We use the previously described framework of elastic growth (10, 11, 18) to model the primary wrinkling instability of V. cholerae pellicles. In brief, we use the deformation gradient tensor $\mathbf{F}=\partial \mathit{x}/\partial \mathit{X}$ to describe the local shape change of a 2D thin film, in which $\mathit{x}={[x,z]}^T$ and $\mathit{X}={[X,Z]}^T$ denote the current coordinates and the material coordinates, respectively. The overall shape change $\mathbf{F}$ can be decomposed into a contribution ${\mathbf{F}}_{\text{g}}$ due to growth and a contribution ${\mathbf{F}}_{\text{e}}$ due to elastic deformation (namely, $\mathbf{F}={\mathbf{F}}_{\text{e}}{\mathbf{F}}_{\text{g}}$). The planar growth is described by ${\mathbf{F}}_{\text{g}}=\left[\begin{array}{cc}1+{ϵ}_{\text{g}}& 0\\ 0& 1\end{array}\right]$ with a growth-induced compressive strain $ϵ={ϵ}_{\text{g}}/\left(1+{ϵ}_{\text{g}}\right)$, where ${ϵ}_{\text{g}}$ is the cumulative growth. Thus, the elastic deformation can be computed from $=\mathbf{F}{\mathbf{F}}_{\text{g}}^{-1}$. The Cauchy stresses $\mathit{\sigma }$ associated with the elastic deformation ${\mathbf{F}}_{\text{e}}$ are then computed from the elastic constitutive relation of the material. Here, we model the pellicle as an almost incompressible neo-Hookean elastic material (10, 11, 18) whose strain energy density in the material coordinate system is given by (46) $\mathrm{\Psi }\left({\mathbf{F}}_{\text{e}}\right)=\frac{G}{2}\left(I_{\text{C}}-2-2\ln J\right)+\frac{G\upsilon }{1-2\upsilon }{\left(\ln J\right)}^2$, where $G$ denotes the shear modulus, $v\approx 0.5$ denotes the Poisson’s ratio, $I_{\text{C}}\hspace{0.17em}=\hspace{0.17em}\text{tr}\left({\mathbf{F}}_{\text{e}}^T{\mathbf{F}}_{\text{e}}\right)$ is the first invariant of the right Cauchy–Green deformation tensor, and $J\hspace{0.17em}=\hspace{0.17em}\text{det}\left({\mathbf{F}}_{\text{e}}\right)$. Note that to capture the material heterogeneity of the V. cholerae pellicle, the elastic modulus $G=G\left(\mathit{X}\right)$ could vary with the material coordinates. The equilibrium configuration of the pellicle is obtained by solving the force balance equation:

$$\nabla \cdot \mathit{\sigma }=0,$$ [8]

with a boundary condition ${\mathit{\sigma }}_n=-\rho gz$ at the bottom surface of the film where $\rho g$ is the specific weight of the liquid on which the pellicle grows. A stress-free boundary condition is prescribed at the top surface of the film, and periodic boundary conditions are prescribed in the horizontal direction.
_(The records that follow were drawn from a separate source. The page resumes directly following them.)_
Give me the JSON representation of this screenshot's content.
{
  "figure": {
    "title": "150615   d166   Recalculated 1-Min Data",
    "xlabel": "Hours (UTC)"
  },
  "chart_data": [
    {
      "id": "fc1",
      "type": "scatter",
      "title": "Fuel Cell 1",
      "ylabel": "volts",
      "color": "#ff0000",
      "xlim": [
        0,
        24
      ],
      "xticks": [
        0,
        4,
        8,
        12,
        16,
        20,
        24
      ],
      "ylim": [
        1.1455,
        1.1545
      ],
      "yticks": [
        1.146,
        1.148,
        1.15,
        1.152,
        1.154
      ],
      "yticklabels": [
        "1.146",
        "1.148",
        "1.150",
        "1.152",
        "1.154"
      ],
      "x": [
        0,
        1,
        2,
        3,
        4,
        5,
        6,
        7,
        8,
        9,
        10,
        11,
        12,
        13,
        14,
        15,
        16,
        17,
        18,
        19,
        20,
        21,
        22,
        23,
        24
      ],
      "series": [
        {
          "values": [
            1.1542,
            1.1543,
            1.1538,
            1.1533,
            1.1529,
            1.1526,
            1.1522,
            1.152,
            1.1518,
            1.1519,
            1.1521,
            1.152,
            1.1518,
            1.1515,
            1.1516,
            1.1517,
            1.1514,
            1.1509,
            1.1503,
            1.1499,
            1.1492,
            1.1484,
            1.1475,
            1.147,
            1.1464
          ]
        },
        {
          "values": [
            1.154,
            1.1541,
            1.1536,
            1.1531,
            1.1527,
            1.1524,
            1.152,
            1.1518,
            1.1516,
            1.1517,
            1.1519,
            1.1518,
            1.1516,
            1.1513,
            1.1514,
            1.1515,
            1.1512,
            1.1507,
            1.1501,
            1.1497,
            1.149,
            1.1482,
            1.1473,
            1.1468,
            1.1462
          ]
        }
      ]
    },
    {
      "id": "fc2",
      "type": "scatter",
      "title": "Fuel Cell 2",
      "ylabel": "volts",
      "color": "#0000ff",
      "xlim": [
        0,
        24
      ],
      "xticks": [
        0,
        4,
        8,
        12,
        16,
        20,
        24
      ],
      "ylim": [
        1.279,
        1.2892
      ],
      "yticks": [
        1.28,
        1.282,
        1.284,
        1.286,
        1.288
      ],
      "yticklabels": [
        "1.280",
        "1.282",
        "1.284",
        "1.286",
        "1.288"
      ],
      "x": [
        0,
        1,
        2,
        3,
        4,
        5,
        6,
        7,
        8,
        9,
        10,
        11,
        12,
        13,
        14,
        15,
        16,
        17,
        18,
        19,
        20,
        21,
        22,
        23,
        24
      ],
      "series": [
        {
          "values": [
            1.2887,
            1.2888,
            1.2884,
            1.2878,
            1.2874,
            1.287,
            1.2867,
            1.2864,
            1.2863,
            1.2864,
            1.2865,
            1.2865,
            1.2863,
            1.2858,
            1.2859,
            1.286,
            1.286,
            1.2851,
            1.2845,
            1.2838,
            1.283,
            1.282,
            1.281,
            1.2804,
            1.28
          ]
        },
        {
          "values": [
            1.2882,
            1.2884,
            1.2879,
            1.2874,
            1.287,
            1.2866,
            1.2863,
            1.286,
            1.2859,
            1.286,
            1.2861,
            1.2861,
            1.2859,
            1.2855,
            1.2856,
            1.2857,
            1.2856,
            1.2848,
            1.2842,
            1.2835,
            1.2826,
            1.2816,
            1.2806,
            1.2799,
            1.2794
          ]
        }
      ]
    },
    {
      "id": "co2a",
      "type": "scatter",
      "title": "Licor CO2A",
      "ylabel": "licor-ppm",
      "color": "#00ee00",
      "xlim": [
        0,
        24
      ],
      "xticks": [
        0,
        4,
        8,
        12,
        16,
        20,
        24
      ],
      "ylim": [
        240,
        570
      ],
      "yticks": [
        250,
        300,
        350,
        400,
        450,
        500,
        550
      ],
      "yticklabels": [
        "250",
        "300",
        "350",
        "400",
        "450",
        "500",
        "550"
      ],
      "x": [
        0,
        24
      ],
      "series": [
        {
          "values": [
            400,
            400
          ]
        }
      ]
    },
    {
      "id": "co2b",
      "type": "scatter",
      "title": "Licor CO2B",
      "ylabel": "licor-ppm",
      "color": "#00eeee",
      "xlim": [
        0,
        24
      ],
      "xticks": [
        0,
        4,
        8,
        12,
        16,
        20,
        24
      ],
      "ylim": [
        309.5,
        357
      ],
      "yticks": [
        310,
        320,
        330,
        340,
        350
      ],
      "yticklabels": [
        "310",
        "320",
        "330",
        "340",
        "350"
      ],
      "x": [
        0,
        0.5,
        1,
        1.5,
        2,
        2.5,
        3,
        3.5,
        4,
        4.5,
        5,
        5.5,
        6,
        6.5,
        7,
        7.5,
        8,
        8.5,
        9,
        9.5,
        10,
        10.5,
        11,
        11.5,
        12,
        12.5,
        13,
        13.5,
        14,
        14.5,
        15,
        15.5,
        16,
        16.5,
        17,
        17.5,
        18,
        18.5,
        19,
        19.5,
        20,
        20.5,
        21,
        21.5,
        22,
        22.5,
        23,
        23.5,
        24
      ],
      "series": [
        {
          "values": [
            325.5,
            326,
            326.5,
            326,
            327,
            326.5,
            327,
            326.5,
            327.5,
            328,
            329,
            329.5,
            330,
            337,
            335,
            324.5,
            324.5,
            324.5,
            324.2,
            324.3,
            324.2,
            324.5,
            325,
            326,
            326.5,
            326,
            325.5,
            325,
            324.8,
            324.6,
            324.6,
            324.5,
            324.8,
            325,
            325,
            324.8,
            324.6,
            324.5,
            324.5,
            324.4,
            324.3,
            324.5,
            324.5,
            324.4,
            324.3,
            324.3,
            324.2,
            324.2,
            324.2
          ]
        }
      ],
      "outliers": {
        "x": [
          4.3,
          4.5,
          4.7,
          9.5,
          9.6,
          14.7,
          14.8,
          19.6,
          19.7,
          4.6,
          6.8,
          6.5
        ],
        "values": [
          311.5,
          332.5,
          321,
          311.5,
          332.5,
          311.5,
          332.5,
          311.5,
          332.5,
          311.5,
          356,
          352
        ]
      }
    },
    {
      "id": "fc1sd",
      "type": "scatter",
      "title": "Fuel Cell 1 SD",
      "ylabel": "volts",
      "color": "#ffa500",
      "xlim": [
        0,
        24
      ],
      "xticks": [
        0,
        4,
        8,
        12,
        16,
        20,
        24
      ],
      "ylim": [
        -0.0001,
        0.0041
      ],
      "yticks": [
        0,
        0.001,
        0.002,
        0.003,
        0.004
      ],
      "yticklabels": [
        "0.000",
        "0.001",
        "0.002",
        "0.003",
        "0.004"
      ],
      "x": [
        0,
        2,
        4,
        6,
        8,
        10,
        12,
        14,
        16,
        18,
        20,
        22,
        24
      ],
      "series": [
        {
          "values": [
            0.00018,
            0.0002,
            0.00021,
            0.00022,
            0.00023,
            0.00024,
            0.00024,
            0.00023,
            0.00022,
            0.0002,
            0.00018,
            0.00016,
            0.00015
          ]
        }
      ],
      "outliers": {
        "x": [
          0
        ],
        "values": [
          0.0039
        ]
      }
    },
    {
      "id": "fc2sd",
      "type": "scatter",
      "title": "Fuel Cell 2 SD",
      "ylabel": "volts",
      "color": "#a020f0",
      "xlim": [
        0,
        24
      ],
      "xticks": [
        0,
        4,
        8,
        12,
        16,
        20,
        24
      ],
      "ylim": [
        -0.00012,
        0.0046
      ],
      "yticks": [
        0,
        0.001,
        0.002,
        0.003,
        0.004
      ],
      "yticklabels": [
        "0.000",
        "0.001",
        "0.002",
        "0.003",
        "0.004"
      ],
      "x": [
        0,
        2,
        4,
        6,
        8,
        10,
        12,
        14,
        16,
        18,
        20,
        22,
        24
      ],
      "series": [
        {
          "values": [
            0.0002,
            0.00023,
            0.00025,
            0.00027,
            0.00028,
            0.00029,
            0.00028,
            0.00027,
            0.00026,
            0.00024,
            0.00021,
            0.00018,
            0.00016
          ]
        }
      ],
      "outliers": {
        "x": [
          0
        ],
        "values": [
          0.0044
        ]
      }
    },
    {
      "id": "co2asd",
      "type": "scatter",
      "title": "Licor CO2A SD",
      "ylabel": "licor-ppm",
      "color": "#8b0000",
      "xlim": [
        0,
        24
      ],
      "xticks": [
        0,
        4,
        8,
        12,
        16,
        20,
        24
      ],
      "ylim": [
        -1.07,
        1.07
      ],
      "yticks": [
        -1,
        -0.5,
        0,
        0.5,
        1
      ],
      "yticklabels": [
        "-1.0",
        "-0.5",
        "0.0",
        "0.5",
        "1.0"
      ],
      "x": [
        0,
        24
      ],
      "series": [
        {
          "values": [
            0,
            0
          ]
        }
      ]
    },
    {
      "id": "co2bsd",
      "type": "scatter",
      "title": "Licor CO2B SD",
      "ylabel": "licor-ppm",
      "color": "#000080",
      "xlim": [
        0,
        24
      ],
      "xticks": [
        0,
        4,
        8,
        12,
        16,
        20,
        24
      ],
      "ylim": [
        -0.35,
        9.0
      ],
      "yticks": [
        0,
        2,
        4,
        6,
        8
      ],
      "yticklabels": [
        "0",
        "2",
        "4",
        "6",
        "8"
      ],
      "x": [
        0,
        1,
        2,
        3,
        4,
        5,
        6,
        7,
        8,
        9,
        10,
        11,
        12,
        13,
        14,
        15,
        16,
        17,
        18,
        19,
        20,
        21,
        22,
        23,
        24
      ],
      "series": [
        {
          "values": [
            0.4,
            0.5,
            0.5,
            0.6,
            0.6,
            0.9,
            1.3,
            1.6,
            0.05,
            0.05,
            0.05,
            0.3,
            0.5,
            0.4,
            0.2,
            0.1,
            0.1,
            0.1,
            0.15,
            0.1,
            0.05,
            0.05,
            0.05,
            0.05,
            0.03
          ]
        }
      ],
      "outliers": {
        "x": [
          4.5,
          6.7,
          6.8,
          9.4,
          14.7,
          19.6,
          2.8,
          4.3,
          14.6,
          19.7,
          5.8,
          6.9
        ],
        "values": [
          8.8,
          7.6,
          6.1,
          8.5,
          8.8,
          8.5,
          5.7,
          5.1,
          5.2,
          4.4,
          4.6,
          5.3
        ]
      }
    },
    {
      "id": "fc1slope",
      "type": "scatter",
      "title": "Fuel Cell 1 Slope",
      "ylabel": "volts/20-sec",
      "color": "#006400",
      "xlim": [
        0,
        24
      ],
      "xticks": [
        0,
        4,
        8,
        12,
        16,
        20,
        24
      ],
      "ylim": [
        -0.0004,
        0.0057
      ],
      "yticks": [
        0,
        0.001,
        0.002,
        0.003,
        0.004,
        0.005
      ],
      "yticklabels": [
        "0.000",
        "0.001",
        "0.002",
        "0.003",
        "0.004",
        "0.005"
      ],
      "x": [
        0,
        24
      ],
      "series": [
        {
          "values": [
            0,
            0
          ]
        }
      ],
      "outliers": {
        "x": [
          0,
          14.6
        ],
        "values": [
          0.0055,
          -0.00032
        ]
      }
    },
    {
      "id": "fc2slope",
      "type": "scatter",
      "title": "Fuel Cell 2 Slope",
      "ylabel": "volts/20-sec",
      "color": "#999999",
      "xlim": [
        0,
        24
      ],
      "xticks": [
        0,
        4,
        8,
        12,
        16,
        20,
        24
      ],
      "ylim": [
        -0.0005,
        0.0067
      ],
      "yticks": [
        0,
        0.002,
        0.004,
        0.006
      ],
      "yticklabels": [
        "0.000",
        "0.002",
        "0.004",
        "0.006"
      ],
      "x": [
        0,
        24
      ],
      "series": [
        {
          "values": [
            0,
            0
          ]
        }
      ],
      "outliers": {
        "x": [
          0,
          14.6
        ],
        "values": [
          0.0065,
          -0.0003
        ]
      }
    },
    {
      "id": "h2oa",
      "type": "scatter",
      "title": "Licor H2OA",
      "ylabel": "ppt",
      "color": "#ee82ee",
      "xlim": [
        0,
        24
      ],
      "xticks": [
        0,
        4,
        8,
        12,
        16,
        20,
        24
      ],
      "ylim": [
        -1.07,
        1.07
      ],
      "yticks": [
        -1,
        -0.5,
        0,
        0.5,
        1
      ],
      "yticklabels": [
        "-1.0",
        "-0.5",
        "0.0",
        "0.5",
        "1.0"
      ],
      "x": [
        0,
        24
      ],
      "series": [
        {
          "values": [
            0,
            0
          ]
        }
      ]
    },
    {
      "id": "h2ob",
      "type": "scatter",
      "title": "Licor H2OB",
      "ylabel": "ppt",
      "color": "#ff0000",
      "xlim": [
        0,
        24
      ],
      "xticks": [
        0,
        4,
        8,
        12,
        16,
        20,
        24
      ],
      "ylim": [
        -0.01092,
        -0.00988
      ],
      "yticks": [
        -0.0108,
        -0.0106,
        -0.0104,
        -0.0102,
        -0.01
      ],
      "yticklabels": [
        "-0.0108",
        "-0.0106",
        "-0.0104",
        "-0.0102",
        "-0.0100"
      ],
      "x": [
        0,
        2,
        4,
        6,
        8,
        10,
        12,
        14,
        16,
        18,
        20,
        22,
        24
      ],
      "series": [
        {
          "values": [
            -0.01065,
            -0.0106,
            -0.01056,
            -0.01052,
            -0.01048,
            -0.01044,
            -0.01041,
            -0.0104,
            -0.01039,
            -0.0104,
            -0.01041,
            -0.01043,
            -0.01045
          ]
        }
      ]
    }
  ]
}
The numerical solutions of Eq. 8 were obtained by performing finite element simulations using the open-source computing platform FEniCS (47). The 2D simulation domain was discretized by second-order triangular elements using the Python package pygmsh (48), and the accuracy of the results was verified by mesh refinements. Eq. 8 was first rewritten in the Lagrangian frame of reference, and the weak form of the equation was obtained by taking variational derivatives using built-in functions in FEniCS. To ensure numerical convergence, we set Poisson’s ratio to be $v=0.4$, and we used a growth increment of $\mathrm{\Delta }{ϵ}_{\text{g}}\hspace{0.17em}=\hspace{0.17em}0.002$. For each step, a small random perturbation was first applied, and the force balance equation was solved with an adaptive dynamic relaxation scheme (49). In all simulations, the size of the simulation domain was set to be larger than 20 times the wavelength to minimize the finite size effect.

Data Availability

All study data are included in the article and/or supporting information.

Change History

May 14, 2021: Eq. 5, Eq. 7, and the main text have been updated.